When processing thousand paragraphs \type {tufte.tex}, staying below 4 seconds
(just over 60 pages per second) all|-|in that looks ok. But it doesn't say that
much. Outputting 1000 pages in 2 seconds tells a bit about the overhead on a page
but again in practice things work out differently. So what do we need to
consider?

\startitemize

\startitem
    Check what macros and resources are preloaded and what gets always loaded at
    runtime.
\stopitem

\startitem
    After a first run it's likely that the operating system has resources in its
    cache so start measuring after a few runs.
\stopitem

\startitem
    Best run a test many times and and take the average runtime.
\stopitem

\startitem
    Simple macro performance tests can be faster than in real usage because the
    related bytes are in \CPU\ cache memory. So one can only use that to test a
    specific improvement (or hit due to added functionality).
\stopitem

\startitem
    The size of the used \TEX\ tree can matter. The file databases need to be
    loaded and consulted.
\stopitem

\startitem
    The binary matters: is it optimized, does it load libraries, is it 64 bit or not.
\stopitem

\startitem
    Local and|/|or global font definitions can hit performance and when a style
    does many redundant switches it might hit performance. Of course that only is
    the case when font switching is adaptive.
\stopitem

\startitem
    The granularity of subsystems impacts performance: advanced color support,
    inheritance used in mechanisms, abstraction combined with extensive
    support for features, it all matters.
\stopitem

\startitem
    The more features one enables the more it will impact performance as does
    preprocessing the input (normalizing, bidi checking, etc).
\stopitem

\startitem
    It matters how the page (and layout) dimensions are defined.
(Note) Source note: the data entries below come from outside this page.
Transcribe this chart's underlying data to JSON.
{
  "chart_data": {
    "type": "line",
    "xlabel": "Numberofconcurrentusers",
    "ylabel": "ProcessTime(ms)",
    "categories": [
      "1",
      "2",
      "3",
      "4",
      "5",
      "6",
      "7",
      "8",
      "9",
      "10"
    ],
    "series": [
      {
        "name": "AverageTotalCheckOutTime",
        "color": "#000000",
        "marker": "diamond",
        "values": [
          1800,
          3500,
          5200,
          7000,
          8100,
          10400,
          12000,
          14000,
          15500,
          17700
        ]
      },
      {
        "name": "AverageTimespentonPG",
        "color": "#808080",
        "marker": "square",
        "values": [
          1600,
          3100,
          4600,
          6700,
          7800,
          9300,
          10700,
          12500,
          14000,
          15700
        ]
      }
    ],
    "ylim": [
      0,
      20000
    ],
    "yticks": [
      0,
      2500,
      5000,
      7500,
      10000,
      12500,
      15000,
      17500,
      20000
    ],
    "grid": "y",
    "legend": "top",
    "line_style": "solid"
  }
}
Although
    language doesn't really play a role (apart from possible hyphenation)
    specific scripts might.
\stopitem

\stopitemize

These are just a few points, but it might be clear that I don't take comparisons
too serious simply because it's real runs that matter. As long as we're in the
runtime comfort zone we're okay. You can run tests within the domain of a macro
package but comparing macro package makes not that much sense. It can even
backfire, especially when claims were made about what should be or not be in a
kernel (while later violating that) or relying on old stories (or rumors) about a
variant macro package being slow. (The same is true when comparing one's favorite
operating system.) Yes, the \CONTEXT\ format file is huge and performance less
than for instance plain \TEX. If that is a problem and not a virtue then make
sure your own alternative will never end up like that. And just don't come to
conclusions about a system that you don't really know.